3) Unnecessary Campuses
And then, a Senator, a non-Lawyer for that matter, decides to usurp the role of the CLE and decides that the Legal Education (Consolidation, Etc) Act 2004 (LEA) should be amended, to allow for the establishment of six more Law School campuses across the geopolitical zones, his village included! Section 1(2) of the LEA gives the CLE the responsibility for the legal education of persons seeking to become members of the legal profession, and this very much includes the Law School. Should it then be the Senate proposing new Law School campuses, or the CLE that would be the body to decide on Law School requirements? Already, the existing Law School campuses are suffering from gross underfunding, and yet the Senate has come up with this harebrained idea to build more? Who will fund it? Is it the States that cannot pay their workers’ salaries? Or the Federal Government that is crumbling under the weight of debt, so much so that ASUU is always on strike because of non-payment of salaries, allowances etc and lack of proper maintenance and upgrading of Universities, that will fund the construction of new campuses, when the existing ones are in dire need of a huge injection of capital?
Good Government
Section 4(2) of the Constitution enjoins the National Assembly to inter alia, makes laws for the peace, order and good government of the Federation, not to satisfy silly whims and caprices of Politicians. Granted Items 27 & 28 on the Concurrent Legislative list empowers the National Assembly to establish institutions for professional education, but the question is how sensible such an action is presently, with the situation that Nigeria is facing in terms of insecurity, insufficient funds plus the fact that new campuses are not required. When resources are scare, they must be distributed in terms of priority, and not wasted on non-necessities. Why waste what we don’t have?! Additionally, presently, the Law School Campuses are spread across the geopolitical zones.
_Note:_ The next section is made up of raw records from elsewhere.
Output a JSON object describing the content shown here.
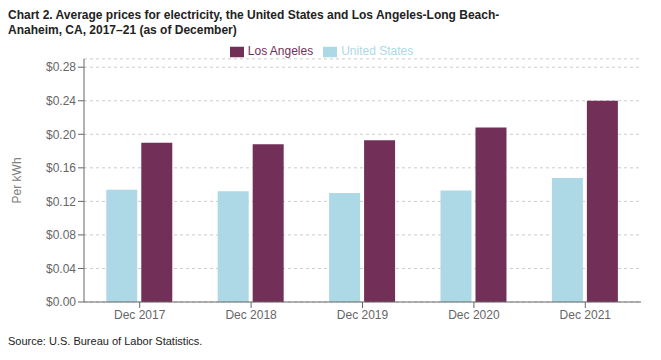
{
  "chart_data": {
    "type": "bar",
    "title": "Chart 2. Average prices for electricity, the United States and Los Angeles-Long Beach-\nAnaheim, CA, 2017–21 (as of December)",
    "ylabel": "Per kWh",
    "source": "Source: U.S. Bureau of Labor Statistics.",
    "categories": [
      "Dec 2017",
      "Dec 2018",
      "Dec 2019",
      "Dec 2020",
      "Dec 2021"
    ],
    "series": [
      {
        "name": "United States",
        "color": "#add8e6",
        "values": [
          0.134,
          0.132,
          0.13,
          0.133,
          0.148
        ]
      },
      {
        "name": "Los Angeles",
        "color": "#722f57",
        "values": [
          0.19,
          0.188,
          0.193,
          0.208,
          0.24
        ]
      }
    ],
    "ylim": [
      0,
      0.29
    ],
    "yticks": [
      {
        "value": 0.0,
        "label": "$0.00"
      },
      {
        "value": 0.04,
        "label": "$0.04"
      },
      {
        "value": 0.08,
        "label": "$0.08"
      },
      {
        "value": 0.12,
        "label": "$0.12"
      },
      {
        "value": 0.16,
        "label": "$0.16"
      },
      {
        "value": 0.2,
        "label": "$0.20"
      },
      {
        "value": 0.24,
        "label": "$0.24"
      },
      {
        "value": 0.28,
        "label": "$0.28"
      }
    ],
    "grid": true,
    "legend": "top"
  }
}
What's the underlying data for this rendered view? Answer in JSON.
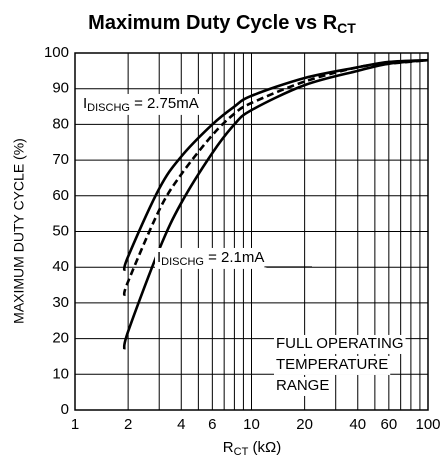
{
  "chart_data": {
    "type": "line",
    "title": {
      "main": "Maximum Duty Cycle vs R",
      "sub": "CT"
    },
    "x_label": {
      "main": "R",
      "sub": "CT",
      "tail": " (kΩ)"
    },
    "y_label": "MAXIMUM DUTY CYCLE (%)",
    "log_x": true,
    "grid": true,
    "xlim": [
      1,
      100
    ],
    "ylim": [
      0,
      100
    ],
    "xticks": [
      1,
      2,
      4,
      6,
      10,
      20,
      40,
      60,
      100
    ],
    "xminorticks": [
      3,
      5,
      7,
      8,
      9,
      30,
      50,
      70,
      80,
      90
    ],
    "yticks": [
      0,
      10,
      20,
      30,
      40,
      50,
      60,
      70,
      80,
      90,
      100
    ],
    "series": [
      {
        "color": "#000000",
        "dashed": false,
        "x": [
          1.9,
          2,
          3,
          4,
          6,
          8,
          10,
          20,
          40,
          60,
          100
        ],
        "values": [
          39,
          43,
          62,
          71,
          80,
          85,
          88,
          93,
          96,
          97.5,
          98
        ]
      },
      {
        "color": "#000000",
        "dashed": true,
        "x": [
          1.9,
          2,
          3,
          4,
          6,
          8,
          10,
          20,
          40,
          60,
          100
        ],
        "values": [
          32,
          36,
          56,
          66,
          77,
          83,
          86,
          92,
          96,
          97,
          98
        ]
      },
      {
        "color": "#000000",
        "dashed": false,
        "x": [
          1.9,
          2,
          3,
          4,
          6,
          8,
          10,
          20,
          40,
          60,
          100
        ],
        "values": [
          17,
          22,
          45,
          58,
          72,
          80,
          84,
          91,
          95,
          97,
          98
        ]
      }
    ],
    "annotations": [
      {
        "main": "I",
        "sub": "DISCHG",
        "tail": " = 2.75mA"
      },
      {
        "main": "I",
        "sub": "DISCHG",
        "tail": " = 2.1mA"
      },
      {
        "lines": [
          "FULL OPERATING",
          "TEMPERATURE",
          "RANGE"
        ]
      }
    ]
  }
}
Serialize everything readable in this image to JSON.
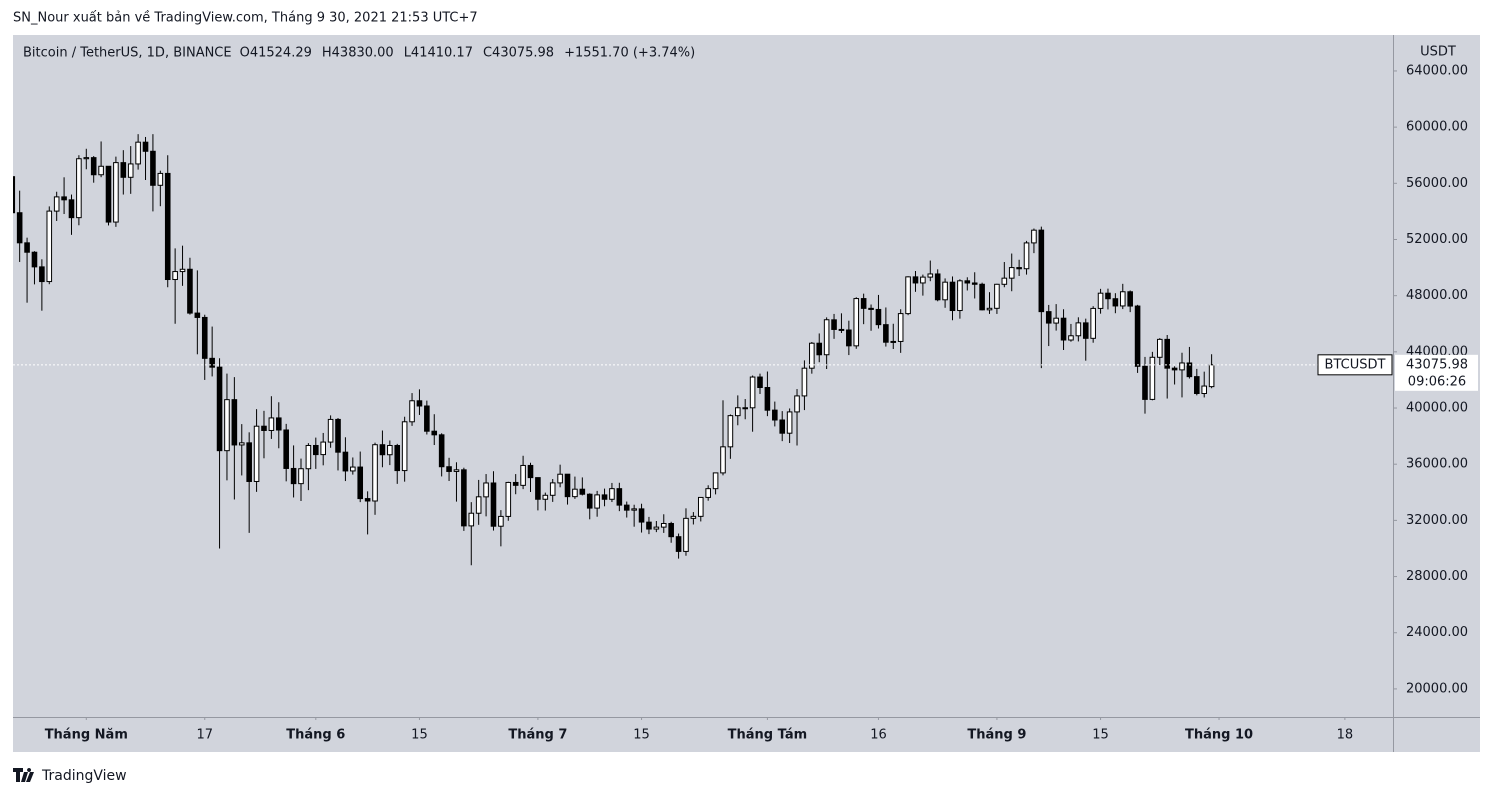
{
  "header": {
    "publisher": "SN_Nour xuất bản về TradingView.com, Tháng 9 30, 2021 21:53 UTC+7"
  },
  "footer": {
    "brand": "TradingView"
  },
  "chart_data": {
    "type": "candlestick",
    "symbol": "Bitcoin / TetherUS, 1D, BINANCE",
    "ohlc_labels": [
      "O41524.29",
      "H43830.00",
      "L41410.17",
      "C43075.98",
      "+1551.70 (+3.74%)"
    ],
    "axis_unit": "USDT",
    "price_tag": "BTCUSDT",
    "countdown": "09:06:26",
    "up_color": "#ffffff",
    "down_color": "#000000",
    "xlim": [
      0.1,
      186.5
    ],
    "xticks": [
      {
        "value": 10,
        "label": "Tháng Năm"
      },
      {
        "value": 26,
        "label": "17"
      },
      {
        "value": 41,
        "label": "Tháng 6"
      },
      {
        "value": 55,
        "label": "15"
      },
      {
        "value": 71,
        "label": "Tháng 7"
      },
      {
        "value": 85,
        "label": "15"
      },
      {
        "value": 102,
        "label": "Tháng Tám"
      },
      {
        "value": 117,
        "label": "16"
      },
      {
        "value": 133,
        "label": "Tháng 9"
      },
      {
        "value": 147,
        "label": "15"
      },
      {
        "value": 163,
        "label": "Tháng 10"
      },
      {
        "value": 180,
        "label": "18"
      }
    ],
    "ylim": [
      18000,
      66560
    ],
    "yticks": [
      {
        "value": 20000,
        "label": "20000.00"
      },
      {
        "value": 24000,
        "label": "24000.00"
      },
      {
        "value": 28000,
        "label": "28000.00"
      },
      {
        "value": 32000,
        "label": "32000.00"
      },
      {
        "value": 36000,
        "label": "36000.00"
      },
      {
        "value": 40000,
        "label": "40000.00"
      },
      {
        "value": 44000,
        "label": "44000.00"
      },
      {
        "value": 48000,
        "label": "48000.00"
      },
      {
        "value": 52000,
        "label": "52000.00"
      },
      {
        "value": 56000,
        "label": "56000.00"
      },
      {
        "value": 60000,
        "label": "60000.00"
      },
      {
        "value": 64000,
        "label": "64000.00"
      }
    ],
    "open": [
      56473,
      53906,
      51762,
      51093,
      50050,
      49004,
      54021,
      55033,
      54824,
      53555,
      57750,
      57828,
      56610,
      57213,
      53241,
      57473,
      56428,
      57380,
      58928,
      58280,
      55859,
      56704,
      49150,
      49716,
      49880,
      46760,
      46450,
      43538,
      42909,
      36964,
      40596,
      37371,
      37521,
      34770,
      38705,
      38402,
      39295,
      38436,
      35697,
      34616,
      35678,
      37332,
      36684,
      37575,
      39188,
      36856,
      35520,
      35796,
      33552,
      33380,
      37388,
      36675,
      37331,
      35546,
      39020,
      40516,
      40144,
      38349,
      38092,
      35820,
      35484,
      35600,
      31608,
      32509,
      33675,
      34663,
      31584,
      32283,
      34700,
      34494,
      35911,
      35045,
      33504,
      33786,
      34669,
      35288,
      33690,
      34220,
      33862,
      32875,
      33815,
      33502,
      34259,
      33086,
      32729,
      32820,
      31874,
      31383,
      31520,
      31778,
      30839,
      29790,
      32144,
      32287,
      33634,
      34258,
      35381,
      37237,
      39457,
      40019,
      40016,
      42206,
      41461,
      39850,
      39147,
      38207,
      39723,
      40862,
      42836,
      44614,
      43794,
      46280,
      45596,
      45555,
      44428,
      47793,
      47097,
      47019,
      45936,
      44686,
      44741,
      46723,
      49339,
      48905,
      49321,
      49546,
      47706,
      48960,
      46942,
      49058,
      48903,
      48811,
      46991,
      47100,
      48810,
      49246,
      50000,
      49918,
      51757,
      52666,
      46863,
      46048,
      46395,
      44842,
      45144,
      46063,
      44963,
      47092,
      48176,
      47783,
      47268,
      48278,
      47260,
      42970,
      40614,
      43612,
      44888,
      42838,
      42716,
      43208,
      42235,
      41034,
      41524.29
    ],
    "high": [
      56757,
      55477,
      52130,
      51167,
      50591,
      54356,
      55400,
      56428,
      55200,
      58000,
      58459,
      57940,
      58981,
      57213,
      57900,
      58360,
      58650,
      59500,
      59300,
      59500,
      56900,
      58000,
      51367,
      51560,
      50700,
      49800,
      46643,
      45800,
      43546,
      42451,
      42200,
      38855,
      38270,
      39920,
      39800,
      40841,
      40411,
      38872,
      37338,
      36400,
      37499,
      37894,
      38225,
      39476,
      39289,
      37917,
      36480,
      36900,
      34068,
      37534,
      38400,
      37690,
      37448,
      39380,
      41064,
      41330,
      40528,
      39559,
      38202,
      36457,
      36137,
      35750,
      33298,
      34881,
      35298,
      35500,
      32730,
      34749,
      35297,
      36600,
      36100,
      35057,
      33977,
      34945,
      35967,
      35293,
      35118,
      35059,
      33929,
      34100,
      34262,
      34666,
      34678,
      33340,
      33114,
      33185,
      32249,
      31955,
      32435,
      31899,
      31063,
      32858,
      32591,
      33650,
      34500,
      35398,
      40550,
      39542,
      40900,
      40640,
      42316,
      42448,
      42599,
      40459,
      39780,
      39969,
      41350,
      43392,
      44700,
      45310,
      46454,
      46700,
      46743,
      46218,
      47886,
      48144,
      47372,
      48053,
      47160,
      46000,
      47033,
      49382,
      49757,
      49500,
      50500,
      49875,
      49229,
      49368,
      49169,
      49309,
      49667,
      48925,
      48250,
      48845,
      50396,
      51000,
      50558,
      51900,
      52780,
      52920,
      47340,
      47399,
      47033,
      45987,
      46460,
      46364,
      47250,
      48486,
      48500,
      48177,
      48843,
      48372,
      47347,
      43639,
      44000,
      44978,
      45200,
      42970,
      43937,
      44350,
      42787,
      42590,
      43830
    ],
    "low": [
      53695,
      50400,
      47500,
      48805,
      46930,
      48817,
      53320,
      53813,
      52330,
      53013,
      57000,
      56044,
      56435,
      53000,
      52900,
      55200,
      55250,
      56975,
      56235,
      54000,
      54370,
      48600,
      46000,
      48700,
      46650,
      43825,
      42000,
      42250,
      30000,
      34850,
      33488,
      35200,
      31111,
      34031,
      36420,
      37800,
      37134,
      34779,
      33632,
      33379,
      34153,
      35666,
      35920,
      37170,
      35555,
      34800,
      35258,
      33300,
      31000,
      32396,
      35782,
      35937,
      34600,
      34757,
      38730,
      39506,
      38116,
      37365,
      35129,
      34803,
      33336,
      31251,
      28805,
      31684,
      32286,
      31275,
      30151,
      31973,
      33862,
      34225,
      34017,
      32711,
      32699,
      33316,
      34357,
      33125,
      33532,
      33777,
      32077,
      32261,
      33004,
      33306,
      32658,
      32202,
      31550,
      31133,
      31020,
      31164,
      31108,
      30407,
      29278,
      29482,
      31708,
      31924,
      33401,
      33851,
      35205,
      36383,
      38772,
      39200,
      38313,
      41000,
      39422,
      38690,
      37642,
      37508,
      37332,
      39853,
      42446,
      43261,
      42779,
      44926,
      45341,
      43770,
      44217,
      45971,
      45500,
      45660,
      44376,
      44203,
      43927,
      46611,
      48273,
      48003,
      49030,
      47600,
      47136,
      46250,
      46363,
      48370,
      47800,
      46950,
      46700,
      46700,
      48600,
      48316,
      49400,
      49500,
      51028,
      42843,
      44412,
      45513,
      44132,
      44722,
      44742,
      43370,
      44650,
      46719,
      47020,
      46750,
      47045,
      46829,
      42500,
      39600,
      40550,
      43063,
      40675,
      41675,
      40756,
      42098,
      40903,
      40753,
      41410.17
    ],
    "close": [
      53906,
      51763,
      51093,
      50050,
      49004,
      54021,
      55033,
      54824,
      53555,
      57750,
      57828,
      56610,
      57213,
      53241,
      57473,
      56428,
      57380,
      58928,
      58280,
      55859,
      56704,
      49150,
      49716,
      49880,
      46760,
      46450,
      43538,
      42909,
      36964,
      40596,
      37371,
      37521,
      34770,
      38705,
      38402,
      39295,
      38436,
      35697,
      34616,
      35678,
      37332,
      36684,
      37575,
      39188,
      36856,
      35520,
      35796,
      33552,
      33380,
      37388,
      36675,
      37331,
      35546,
      39020,
      40516,
      40144,
      38349,
      38092,
      35820,
      35484,
      35600,
      31608,
      32509,
      33678,
      34663,
      31584,
      32283,
      34700,
      34494,
      35911,
      35045,
      33504,
      33786,
      34669,
      35286,
      33690,
      34220,
      33862,
      32875,
      33815,
      33502,
      34259,
      33086,
      32729,
      32820,
      31880,
      31383,
      31520,
      31778,
      30839,
      29790,
      32144,
      32287,
      33634,
      34258,
      35381,
      37237,
      39457,
      40019,
      40016,
      42206,
      41461,
      39845,
      39147,
      38207,
      39723,
      40862,
      42836,
      44614,
      43792,
      46285,
      45595,
      45554,
      44428,
      47793,
      47096,
      47019,
      45936,
      44686,
      44741,
      46723,
      49339,
      48905,
      49321,
      49546,
      47707,
      48960,
      46942,
      49058,
      48903,
      48811,
      46991,
      47100,
      48810,
      49246,
      49999,
      49915,
      51756,
      52663,
      46863,
      46048,
      46395,
      44843,
      45144,
      46063,
      44963,
      47092,
      48176,
      47783,
      47268,
      48278,
      47260,
      42970,
      40614,
      43612,
      44888,
      42838,
      42716,
      43208,
      42235,
      41034,
      41564,
      43075.98
    ]
  }
}
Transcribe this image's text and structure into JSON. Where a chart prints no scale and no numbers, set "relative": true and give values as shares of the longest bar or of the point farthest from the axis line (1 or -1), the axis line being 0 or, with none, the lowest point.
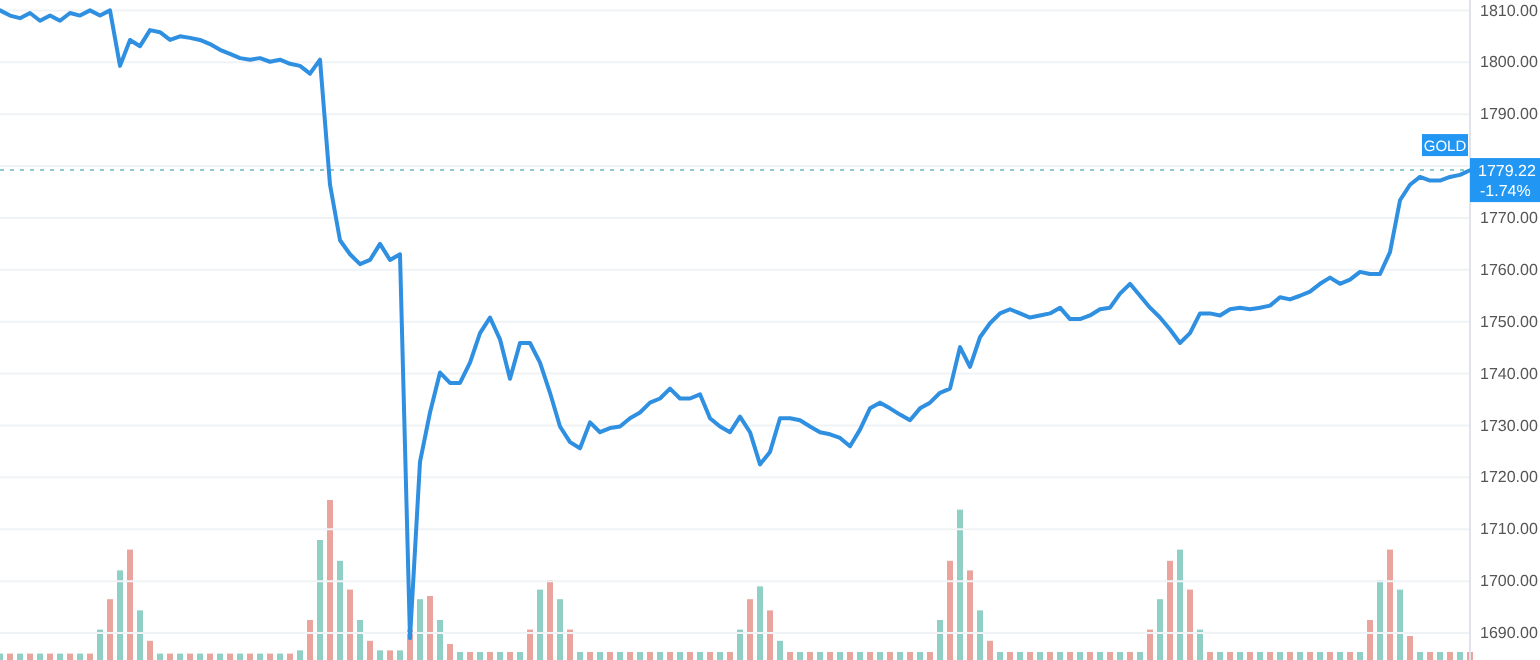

It is obvious that already, Law School Campuses like Yola and Yenagoa are under-subscribed, as those States obviously do not have enough home students to fill their Campuses, nor are they Campuses of choice for out-of-State students. This also sets the stage for corruption, as those who are financially capable will use any means possible, including the offering of bribes to Law School Staff, to change their postings to preferred campuses. Enough of illogical Government policies and half cocked, haphazard, extemporaneous proposed laws from the Senate.
Conclusion
Nigeria is being ruled (not led), by a bunch of Political egotistical ‘Apas’ (Wastrels). But, in the case of the Law School, the CLE that knows better has openly disagreed with the Senate/Sponsor of this new amendment. Recklessly establishing Law School campuses all over the place, so that Politicians can boast that while they were in the Senate, they were able to get a post-Tertiary institution located in their villages, cannot be a sufficient reason for such a ludicrous action, when funding even for the ones that are presently in existence is lacking – the allegation that the present campuses are not enough to admit those who want to go to Law School, has been debunked; the CLE posting innocent students out-of-station given the security and economic challenges the country is facing, is also ill-advised. I urge an urgent rethink.